Çalışma hayatı, gelişen dünya ile birlikte değişmeye devam ediyor. X kuşağı döneminin etkileri kaybedilirken, Y kuşağına doğru bir geçiş gerçekleşiyor. Gelişen dünyaya uyum sağlamak isteyen kişilerin Y kuşağı alanında bilgi sahibi olması gerekiyor.
Y kuşağı demek, daha açık fikirli olmaktan, pratik ve sonuç odaklı davranmaktan geçiyor. Araştırmayı seven kişilerin oluşturduğu Y kuşağı, esnek çalışma stiline, pozitif ve yaratıcı düşünceye dayanıyor. Çalışanların ve şirketlerin Y kuşağında daha dikkatli olması gerekiyor. Çünkü bu kuşak, daha üretken bireylerin içerisinde bulunduğu yüksek risk grubunu içeriyor.
Aslında tüm çalışanları kapsayan bir kuşak olsa da akla ilk olarak yöneticiler ve liderler geliyor. Kuşağın etkileri de özellikle liderler üzerinde oluyor. Bu durumda Y kuşağındaki liderler ön plana çıkıyor. Yapılan araştırmalara göre bu kuşakta yer alan çalışanlar, yüceltildiği takdirde daha başarılı oluyor. Ekip çalışmalarının yoğun bir şekilde işlediği, rol modellerin geliştirildiği, araştırma ve geliştirme becerilerinde de sürekli olarak yeni stratejiler geliştirildiği görülüyor.
Günümüzde birçok şirketin Y kuşağı faaliyetlerini uyguladığı da gözlemleniyor. Özellikle AR-GE faaliyetleri için bu kuşakta yer alan çalışanlar işe alınıyor. Gelecek 10 yıl içerisinde bu kuşağın yerine Z kuşağının gelmesi bekleniyor. İşe alınan kişilerin Z kuşağı için bir alt yapı oluşturduğu düşünülüyor. Peki işe alınan kişilerde hangi özellikler aranıyor?
Y kuşağı liderlerinde aranan ilk özellik, karar verme konusunda ne kadar pratik ve takım çalışması içerisinde ne kadar başarılı olduğu hakkında… Takım çalışmaları içerisinde aktif bir şekilde yer alan çalışanlar ön plana çıkıyor. Bu kişiler için “geleceğin lideri” denilebiliyor. Bireysel kararlar veren ve yenilikler ile ilgilenmeyen kişiler, Y kuşağı içerisinde sayılmıyor.
Gelişen dünyayı tetikleyen unsur, teknoloji! Teknoloji, iş dünyasının gelişmesinde önemli bir rol oynuyor. İletişim ağlarının bu kuşak içerisinde geliştiği gözlemleniyor.

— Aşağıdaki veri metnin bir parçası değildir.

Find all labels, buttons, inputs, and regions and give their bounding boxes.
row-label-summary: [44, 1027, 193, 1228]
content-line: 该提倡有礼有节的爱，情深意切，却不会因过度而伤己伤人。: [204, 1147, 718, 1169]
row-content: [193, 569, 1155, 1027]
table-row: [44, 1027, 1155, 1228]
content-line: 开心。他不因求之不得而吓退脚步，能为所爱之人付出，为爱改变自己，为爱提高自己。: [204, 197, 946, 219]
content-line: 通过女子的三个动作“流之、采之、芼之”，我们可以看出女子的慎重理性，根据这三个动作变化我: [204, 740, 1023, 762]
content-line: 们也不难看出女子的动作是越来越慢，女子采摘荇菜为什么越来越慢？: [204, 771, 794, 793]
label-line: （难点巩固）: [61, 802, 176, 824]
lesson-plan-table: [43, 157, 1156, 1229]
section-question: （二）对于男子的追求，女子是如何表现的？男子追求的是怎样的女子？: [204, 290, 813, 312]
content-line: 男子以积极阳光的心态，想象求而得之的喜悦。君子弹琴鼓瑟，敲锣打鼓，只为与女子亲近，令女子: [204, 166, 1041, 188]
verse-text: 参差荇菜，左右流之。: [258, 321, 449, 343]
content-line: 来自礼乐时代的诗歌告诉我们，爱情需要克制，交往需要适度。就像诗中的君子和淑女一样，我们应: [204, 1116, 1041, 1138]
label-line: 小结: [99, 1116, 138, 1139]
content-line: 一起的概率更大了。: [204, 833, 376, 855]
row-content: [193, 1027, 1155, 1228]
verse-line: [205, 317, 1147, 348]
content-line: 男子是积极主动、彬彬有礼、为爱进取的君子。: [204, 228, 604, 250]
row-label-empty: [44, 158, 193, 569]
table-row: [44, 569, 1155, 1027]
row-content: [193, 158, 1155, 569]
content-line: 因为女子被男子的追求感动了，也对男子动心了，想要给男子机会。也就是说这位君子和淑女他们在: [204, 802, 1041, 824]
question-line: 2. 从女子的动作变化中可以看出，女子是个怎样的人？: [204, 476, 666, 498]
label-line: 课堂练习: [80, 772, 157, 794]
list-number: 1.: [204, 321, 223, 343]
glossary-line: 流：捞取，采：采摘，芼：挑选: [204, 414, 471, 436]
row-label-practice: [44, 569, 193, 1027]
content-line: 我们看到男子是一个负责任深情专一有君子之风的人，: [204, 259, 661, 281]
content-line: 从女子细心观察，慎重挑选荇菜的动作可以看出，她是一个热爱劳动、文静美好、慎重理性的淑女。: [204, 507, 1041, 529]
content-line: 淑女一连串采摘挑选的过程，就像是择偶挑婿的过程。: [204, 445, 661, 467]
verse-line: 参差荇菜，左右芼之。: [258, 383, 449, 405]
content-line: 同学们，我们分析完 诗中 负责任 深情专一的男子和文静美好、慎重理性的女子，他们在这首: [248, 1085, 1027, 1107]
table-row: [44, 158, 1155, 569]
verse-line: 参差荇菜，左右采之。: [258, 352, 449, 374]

Bu durumda Y kuşağı liderlerinde aranan ikinci özellik etkili, esnek ve rahat iletişim kurabilmeleri olarak karşımıza çıkıyor. Bu liderlerin “insan” olduğunu unutmaması bekleniyor. İnsana insan gibi davranan, tüm yeteneklerini bir bütün halinde kullanabilen, şirkete ve kendisine iletişim yoluyla değer katabilen kişiler ön plana çıkıyor.
Napolyon “Para, para, para!” demiş olabilir. Fakat Y kuşağı liderlere “Statü, statü, statü!” demektedir. İş yaşamı bakımından daha esnek çalışma saatlerinin olması ya da çalışma ortamının daha rahat olması bir avantaj olsa da bu kuşakta bulunan kişilerin bir statüye sahip olması gerekiyor. Statüye sahip olmak aranan ilk koşullardan biri… Etkili bir lider olmak için değişime hazır olmak gerekiyor. Değişim çoğu kişi tarafından korkutucu bulunsa da statü sahibi olmak için her zaman hazırlıklı olmak, yeniliklere açık olmak gerekiyor. Kişinin kendi kendisiyle mücadele halinde olması, statü kaybı yerine statüsüne değer katması ön plana çıkıyor.